Security matters more than functionality; my threshold for security will be pretty high, while my threshold for functionality will be very low.

I want you to come up with a design, implement it, document your basic architecture and assurance argument, and submit both the document and the code. Your submission should contain at least three files:

README
Document the basic architecture you've used and the theory of operation for your scheme. Sketch the assurance argument why one should expect your scheme to be secure. This should be an ASCII text file, and it doesn't have to be too lengthy; a page or so should be enough. You might want to describe both the policy you are enforcing (e.g., the restrictions you're trying to place on the HTML content) as well as the method you're using for enforcing that policy (e.g., the implementation strategy for ensuring that the restrictions are fully and accurately enforced).
Makefile
A Makefile with everything needed to compile your program. If I run make, it should do everything needed to compile your program and finally generate in the current directory an executable file called htmlfilter. This program should read an untrusted HTML file from stdin and write a sanitized HTML file to stdout.
Source files
Include any source files needed to build the executable. Don't include the executable itself; I will run make myself. You can use pretty much any well-supported language you like (e.g., C, C++, Java, Perl, Python, Ruby, ML, OCaml, bash script) as long as it will work on my Linux system. However, to avoid any difficulties, please take care to make your program as portable as possible. I encourage you to test your code on the EECS instructional Linux servers (ilinux1.eecs.berkeley.edu, ilinux2.eecs.berkeley.edu, etc.).
From within the directory where the above files are found, run
tar cf your-lastname.tar .
Then, email this file as an attachment to cs261hw1 at taverner.cs.berkeley.edu by the due date. Because I will be using automated scripts to run your programs, I ask you to follow the above instructions carefully. To help demonstrate the format, here is reference code that demonstrates the required format: ref.tar.

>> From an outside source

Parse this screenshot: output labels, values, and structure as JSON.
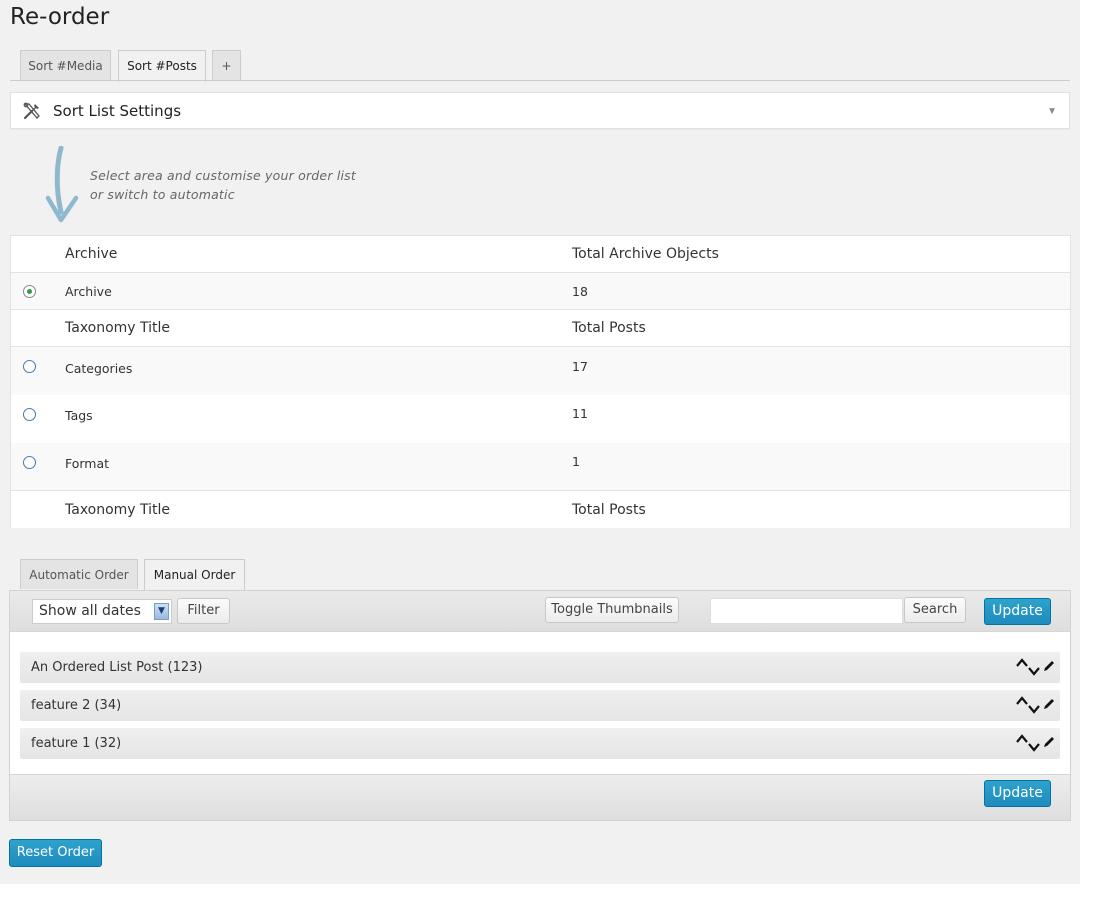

Feel free to keep your implementation simple. If you are writing more than a few hundred of lines of code, you're probably working too hard.

Some hints: You may want to review a HTML primer or reference document to refresh your memory about the format of HTML and the semantics of various aspects of HTML. You'll probably need to do something about Javascript and other executable content, as by default it can cause side effects and violate the security policy outlined above.